Dryvit testified before the House Select Committee on Energy Independence and Global Warming in May on the benefits of exterior insulation on homes and commercial structures.

Tony Stall, vice president of marketing for Dryvit, was asked to appear before the committee by Representative John Sullivan (R-Okla.), whom he had met during Congressman Sullivan’s visit to a Dryvit production facility located near Tulsa, Okla., in 2007.

Stall described the independent government analyses of the Oak Ridge National Laboratory and the National Institute of Standards and Technology that found that Dryvit’s Outsulation systems are 84 percent more energy efficient than other tested cladding systems while at the same time producing a significantly smaller carbon footprint over the tested 50-year lifecycle.

“Approximately 80 percent of buildings and virtually all those built prior to 1970 are more poorly insulated than required by current building Codes.
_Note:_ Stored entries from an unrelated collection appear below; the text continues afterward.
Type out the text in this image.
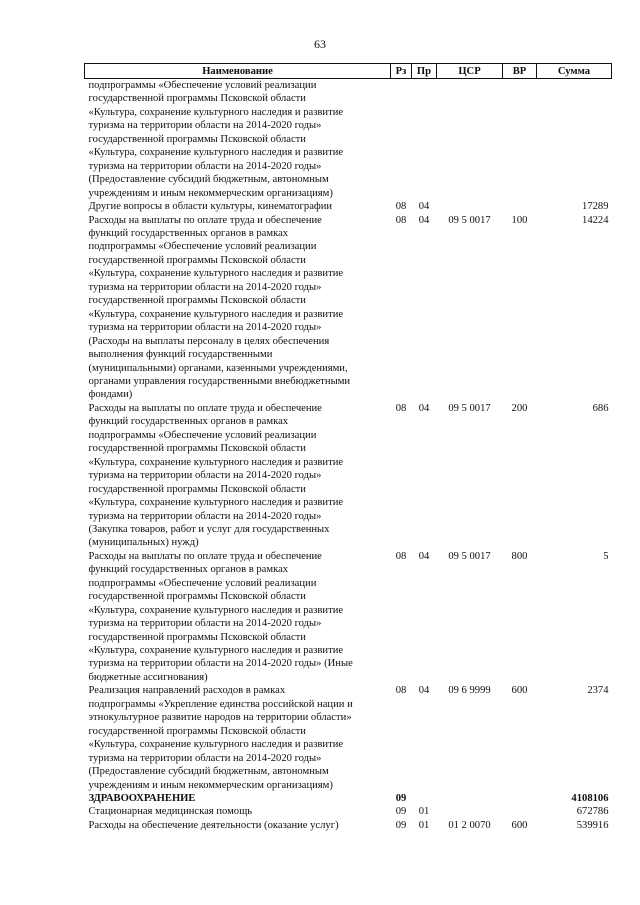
63
Наименование	Рз	Пр	ЦСР	ВР	Сумма
подпрограммы «Обеспечение условий реализации					
государственной программы Псковской области					
«Культура, сохранение культурного наследия и развитие					
туризма на территории области на 2014-2020 годы»					
государственной программы Псковской области					
«Культура, сохранение культурного наследия и развитие					
туризма на территории области на 2014-2020 годы»					
(Предоставление субсидий бюджетным, автономным					
учреждениям и иным некоммерческим организациям)					
Другие вопросы в области культуры, кинематографии	08	04			17289
Расходы на выплаты по оплате труда и обеспечение	08	04	09 5 0017	100	14224
функций государственных органов в рамках					
подпрограммы «Обеспечение условий реализации					
государственной программы Псковской области					
«Культура, сохранение культурного наследия и развитие					
туризма на территории области на 2014-2020 годы»					
государственной программы Псковской области					
«Культура, сохранение культурного наследия и развитие					
туризма на территории области на 2014-2020 годы»					
(Расходы на выплаты персоналу в целях обеспечения					
выполнения функций государственными					
(муниципальными) органами, казенными учреждениями,					
органами управления государственными внебюджетными					
фондами)					
Расходы на выплаты по оплате труда и обеспечение	08	04	09 5 0017	200	686
функций государственных органов в рамках					
подпрограммы «Обеспечение условий реализации					
государственной программы Псковской области					
«Культура, сохранение культурного наследия и развитие					
туризма на территории области на 2014-2020 годы»					
государственной программы Псковской области					
«Культура, сохранение культурного наследия и развитие					
туризма на территории области на 2014-2020 годы»					
(Закупка товаров, работ и услуг для государственных					
(муниципальных) нужд)					
Расходы на выплаты по оплате труда и обеспечение	08	04	09 5 0017	800	5
функций государственных органов в рамках					
подпрограммы «Обеспечение условий реализации					
государственной программы Псковской области					
«Культура, сохранение культурного наследия и развитие					
туризма на территории области на 2014-2020 годы»					
государственной программы Псковской области					
«Культура, сохранение культурного наследия и развитие					
туризма на территории области на 2014-2020 годы» (Иные					
бюджетные ассигнования)					
Реализация направлений расходов в рамках	08	04	09 6 9999	600	2374
подпрограммы «Укрепление единства российской нации и					
этнокультурное развитие народов на территории области»					
государственной программы Псковской области					
«Культура, сохранение культурного наследия и развитие					
туризма на территории области на 2014-2020 годы»					
(Предоставление субсидий бюджетным, автономным					
учреждениям и иным некоммерческим организациям)					
ЗДРАВООХРАНЕНИЕ	09				4108106
Стационарная медицинская помощь	09	01			672786
Расходы на обеспечение деятельности (оказание услуг)	09	01	01 2 0070	600	539916
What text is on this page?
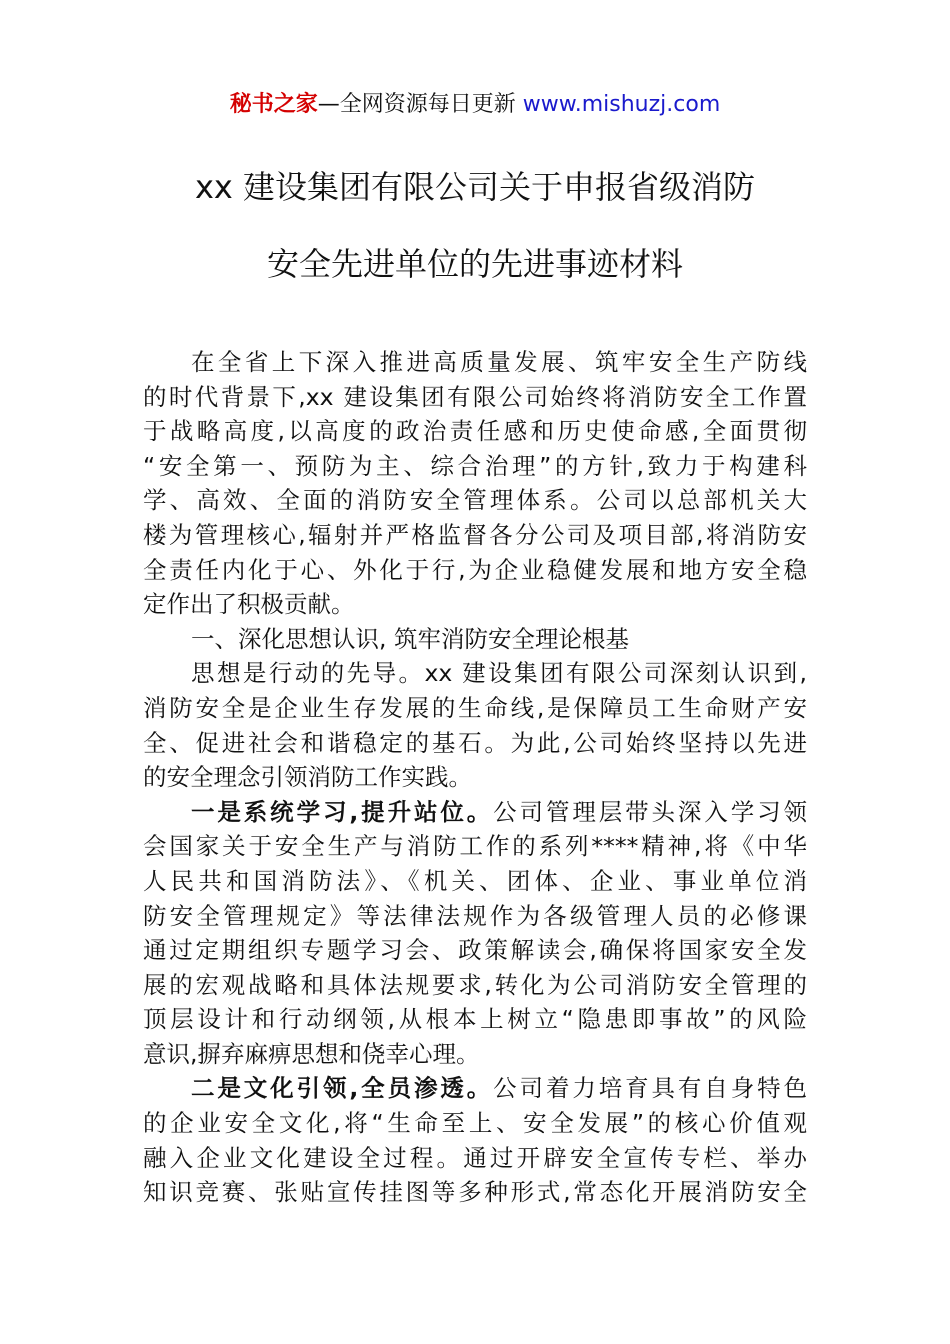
秘书之家—全网资源每日更新 www.mishuzj.com
xx 建设集团有限公司关于申报省级消防
安全先进单位的先进事迹材料
在全省上下深入推进高质量发展、筑牢安全生产防线
的时代背景下,xx 建设集团有限公司始终将消防安全工作置
于战略高度,以高度的政治责任感和历史使命感,全面贯彻
“安全第一、预防为主、综合治理”的方针,致力于构建科
学、高效、全面的消防安全管理体系。公司以总部机关大
楼为管理核心,辐射并严格监督各分公司及项目部,将消防安
全责任内化于心、外化于行,为企业稳健发展和地方安全稳
定作出了积极贡献。
一、深化思想认识, 筑牢消防安全理论根基
思想是行动的先导。xx 建设集团有限公司深刻认识到,
消防安全是企业生存发展的生命线,是保障员工生命财产安
全、促进社会和谐稳定的基石。为此,公司始终坚持以先进
的安全理念引领消防工作实践。
一是系统学习,提升站位。公司管理层带头深入学习领
会国家关于安全生产与消防工作的系列****精神,将《中华
人民共和国消防法》、《机关、团体、企业、事业单位消
防安全管理规定》等法律法规作为各级管理人员的必修课
通过定期组织专题学习会、政策解读会,确保将国家安全发
展的宏观战略和具体法规要求,转化为公司消防安全管理的
顶层设计和行动纲领,从根本上树立“隐患即事故”的风险
意识,摒弃麻痹思想和侥幸心理。
二是文化引领,全员渗透。公司着力培育具有自身特色
的企业安全文化,将“生命至上、安全发展”的核心价值观
融入企业文化建设全过程。通过开辟安全宣传专栏、举办
知识竞赛、张贴宣传挂图等多种形式,常态化开展消防安全
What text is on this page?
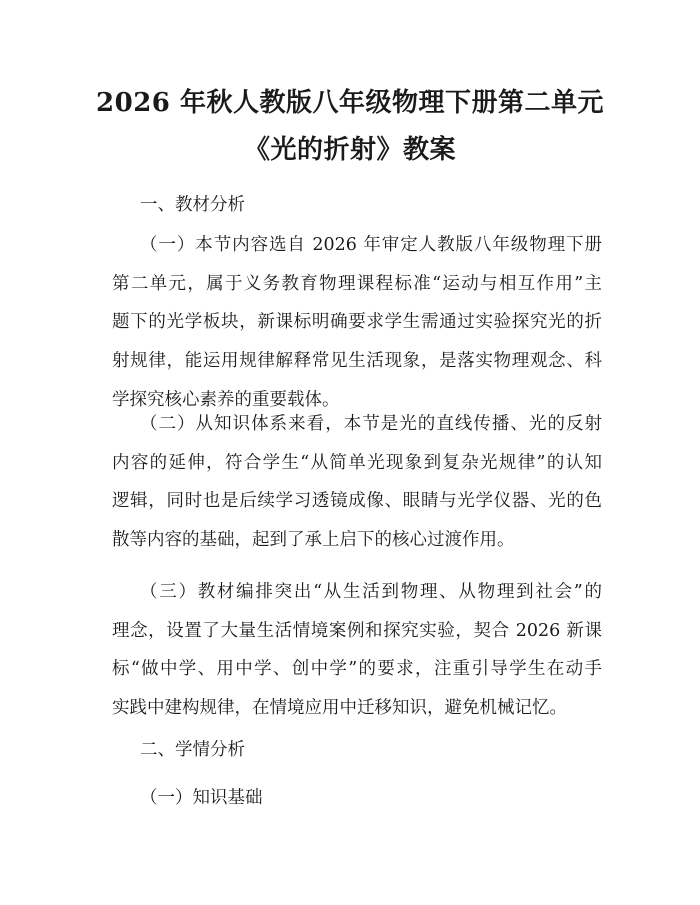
2026 年秋人教版八年级物理下册第二单元
《光的折射》教案
一、教材分析
（一）本节内容选自 2026 年审定人教版八年级物理下册
第二单元，属于义务教育物理课程标准“运动与相互作用”主
题下的光学板块，新课标明确要求学生需通过实验探究光的折
射规律，能运用规律解释常见生活现象，是落实物理观念、科
学探究核心素养的重要载体。
（二）从知识体系来看，本节是光的直线传播、光的反射
内容的延伸，符合学生“从简单光现象到复杂光规律”的认知
逻辑，同时也是后续学习透镜成像、眼睛与光学仪器、光的色
散等内容的基础，起到了承上启下的核心过渡作用。
（三）教材编排突出“从生活到物理、从物理到社会”的
理念，设置了大量生活情境案例和探究实验，契合 2026 新课
标“做中学、用中学、创中学”的要求，注重引导学生在动手
实践中建构规律，在情境应用中迁移知识，避免机械记忆。
二、学情分析
（一）知识基础
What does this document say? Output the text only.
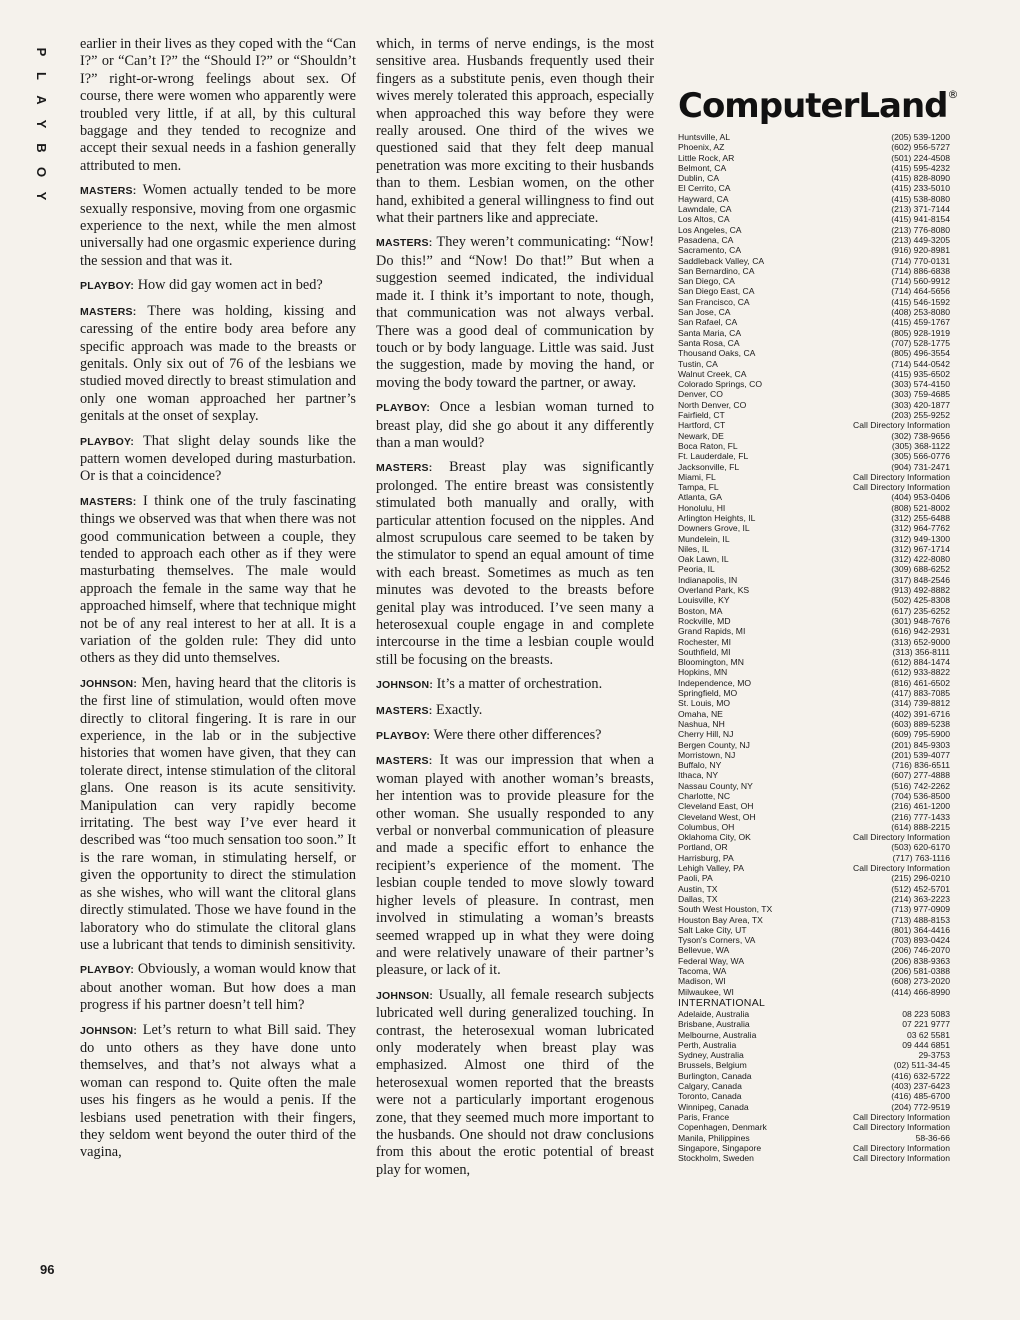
P
L
A
Y
B
O
Y

earlier in their lives as they coped with the “Can I?” or “Can’t I?” the “Should I?” or “Shouldn’t I?” right-or-wrong feelings about sex. Of course, there were women who apparently were troubled very little, if at all, by this cultural baggage and they tended to recognize and accept their sexual needs in a fashion generally attributed to men.

MASTERS: Women actually tended to be more sexually responsive, moving from one orgasmic experience to the next, while the men almost universally had one orgasmic experience during the session and that was it.

PLAYBOY: How did gay women act in bed?

MASTERS: There was holding, kissing and caressing of the entire body area before any specific approach was made to the breasts or genitals. Only six out of 76 of the lesbians we studied moved directly to breast stimulation and only one woman approached her partner’s genitals at the onset of sexplay.

PLAYBOY: That slight delay sounds like the pattern women developed during masturbation. Or is that a coincidence?

MASTERS: I think one of the truly fascinating things we observed was that when there was not good communication between a couple, they tended to approach each other as if they were masturbating themselves. The male would approach the female in the same way that he approached himself, where that technique might not be of any real interest to her at all. It is a variation of the golden rule: They did unto others as they did unto themselves.

JOHNSON: Men, having heard that the clitoris is the first line of stimulation, would often move directly to clitoral fingering. It is rare in our experience, in the lab or in the subjective histories that women have given, that they can tolerate direct, intense stimulation of the clitoral glans. One reason is its acute sensitivity. Manipulation can very rapidly become irritating. The best way I’ve ever heard it described was “too much sensation too soon.” It is the rare woman, in stimulating herself, or given the opportunity to direct the stimulation as she wishes, who will want the clitoral glans directly stimulated. Those we have found in the laboratory who do stimulate the clitoral glans use a lubricant that tends to diminish sensitivity.

PLAYBOY: Obviously, a woman would know that about another woman. But how does a man progress if his partner doesn’t tell him?

JOHNSON: Let’s return to what Bill said. They do unto others as they have done unto themselves, and that’s not always what a woman can respond to. Quite often the male uses his fingers as he would a penis. If the lesbians used penetration with their fingers, they seldom went beyond the outer third of the vagina,

which, in terms of nerve endings, is the most sensitive area. Husbands frequently used their fingers as a substitute penis, even though their wives merely tolerated this approach, especially when approached this way before they were really aroused. One third of the wives we questioned said that they felt deep manual penetration was more exciting to their husbands than to them. Lesbian women, on the other hand, exhibited a general willingness to find out what their partners like and appreciate.

MASTERS: They weren’t communicating: “Now! Do this!” and “Now! Do that!” But when a suggestion seemed indicated, the individual made it. I think it’s important to note, though, that communication was not always verbal. There was a good deal of communication by touch or by body language. Little was said. Just the suggestion, made by moving the hand, or moving the body toward the partner, or away.

PLAYBOY: Once a lesbian woman turned to breast play, did she go about it any differently than a man would?

MASTERS: Breast play was significantly prolonged. The entire breast was consistently stimulated both manually and orally, with particular attention focused on the nipples. And almost scrupulous care seemed to be taken by the stimulator to spend an equal amount of time with each breast. Sometimes as much as ten minutes was devoted to the breasts before genital play was introduced. I’ve seen many a heterosexual couple engage in and complete intercourse in the time a lesbian couple would still be focusing on the breasts.

JOHNSON: It’s a matter of orchestration.

MASTERS: Exactly.

PLAYBOY: Were there other differences?

MASTERS: It was our impression that when a woman played with another woman’s breasts, her intention was to provide pleasure for the other woman. She usually responded to any verbal or nonverbal communication of pleasure and made a specific effort to enhance the recipient’s experience of the moment. The lesbian couple tended to move slowly toward higher levels of pleasure. In contrast, men involved in stimulating a woman’s breasts seemed wrapped up in what they were doing and were relatively unaware of their partner’s pleasure, or lack of it.

JOHNSON: Usually, all female research subjects lubricated well during generalized touching. In contrast, the heterosexual woman lubricated only moderately when breast play was emphasized. Almost one third of the heterosexual women reported that the breasts were not a particularly important erogenous zone, that they seemed much more important to the husbands. One should not draw conclusions from this about the erotic potential of breast play for women,

ComputerLand®
Huntsville, AL	(205) 539-1200
Phoenix, AZ	(602) 956-5727
Little Rock, AR	(501) 224-4508
Belmont, CA	(415) 595-4232
Dublin, CA	(415) 828-8090
El Cerrito, CA	(415) 233-5010
Hayward, CA	(415) 538-8080
Lawndale, CA	(213) 371-7144
Los Altos, CA	(415) 941-8154
Los Angeles, CA	(213) 776-8080
Pasadena, CA	(213) 449-3205
Sacramento, CA	(916) 920-8981
Saddleback Valley, CA	(714) 770-0131
San Bernardino, CA	(714) 886-6838
San Diego, CA	(714) 560-9912
San Diego East, CA	(714) 464-5656
San Francisco, CA	(415) 546-1592
San Jose, CA	(408) 253-8080
San Rafael, CA	(415) 459-1767
Santa Maria, CA	(805) 928-1919
Santa Rosa, CA	(707) 528-1775
Thousand Oaks, CA	(805) 496-3554
Tustin, CA	(714) 544-0542
Walnut Creek, CA	(415) 935-6502
Colorado Springs, CO	(303) 574-4150
Denver, CO	(303) 759-4685
North Denver, CO	(303) 420-1877
Fairfield, CT	(203) 255-9252
Hartford, CT	Call Directory Information
Newark, DE	(302) 738-9656
Boca Raton, FL	(305) 368-1122
Ft. Lauderdale, FL	(305) 566-0776
Jacksonville, FL	(904) 731-2471
Miami, FL	Call Directory Information
Tampa, FL	Call Directory Information
Atlanta, GA	(404) 953-0406
Honolulu, HI	(808) 521-8002
Arlington Heights, IL	(312) 255-6488
Downers Grove, IL	(312) 964-7762
Mundelein, IL	(312) 949-1300
Niles, IL	(312) 967-1714
Oak Lawn, IL	(312) 422-8080
Peoria, IL	(309) 688-6252
Indianapolis, IN	(317) 848-2546
Overland Park, KS	(913) 492-8882
Louisville, KY	(502) 425-8308
Boston, MA	(617) 235-6252
Rockville, MD	(301) 948-7676
Grand Rapids, MI	(616) 942-2931
Rochester, MI	(313) 652-9000
Southfield, MI	(313) 356-8111
Bloomington, MN	(612) 884-1474
Hopkins, MN	(612) 933-8822
Independence, MO	(816) 461-6502
Springfield, MO	(417) 883-7085
St. Louis, MO	(314) 739-8812
Omaha, NE	(402) 391-6716
Nashua, NH	(603) 889-5238
Cherry Hill, NJ	(609) 795-5900
Bergen County, NJ	(201) 845-9303
Morristown, NJ	(201) 539-4077
Buffalo, NY	(716) 836-6511
Ithaca, NY	(607) 277-4888
Nassau County, NY	(516) 742-2262
Charlotte, NC	(704) 536-8500
Cleveland East, OH	(216) 461-1200
Cleveland West, OH	(216) 777-1433
Columbus, OH	(614) 888-2215
Oklahoma City, OK	Call Directory Information
Portland, OR	(503) 620-6170
Harrisburg, PA	(717) 763-1116
Lehigh Valley, PA	Call Directory Information
Paoli, PA	(215) 296-0210
Austin, TX	(512) 452-5701
Dallas, TX	(214) 363-2223
South West Houston, TX	(713) 977-0909
Houston Bay Area, TX	(713) 488-8153
Salt Lake City, UT	(801) 364-4416
Tyson's Corners, VA	(703) 893-0424
Bellevue, WA	(206) 746-2070
Federal Way, WA	(206) 838-9363
Tacoma, WA	(206) 581-0388
Madison, WI	(608) 273-2020
Milwaukee, WI	(414) 466-8990
INTERNATIONAL
Adelaide, Australia	08 223 5083
Brisbane, Australia	07 221 9777
Melbourne, Australia	03 62 5581
Perth, Australia	09 444 6851
Sydney, Australia	29-3753
Brussels, Belgium	(02) 511-34-45
Burlington, Canada	(416) 632-5722
Calgary, Canada	(403) 237-6423
Toronto, Canada	(416) 485-6700
Winnipeg, Canada	(204) 772-9519
Paris, France	Call Directory Information
Copenhagen, Denmark	Call Directory Information
Manila, Philippines	58-36-66
Singapore, Singapore	Call Directory Information
Stockholm, Sweden	Call Directory Information
96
That is a significant problem when you consider that the USGBC asserts that more than 40 percent of all energy used in the United States is used to heat, cool and operate buildings. Developing cost effective, energy efficient strategies for both new and existing buildings are of the highest national priority, and we can immediately and meaningfully reduce our dependence on foreign, non-renewable energy sources by raising standards for the energy efficiency of all types of buildings,” Stall said in his testimony.

Stall was one of five witnesses asked to testify; and the only construction industry manufacturer’s representative. Others who testified included Gavin Newsom, Mayor of San Francisco; Kent Peterson, president of ASHRAE; Michelle Moore, senior vice president of policy and market development for the United States Green Building Council; and the actor Edward Norton, in his capacity as a board member and Trustee of the Enterprise Foundation, a green building-based low income housing initiative.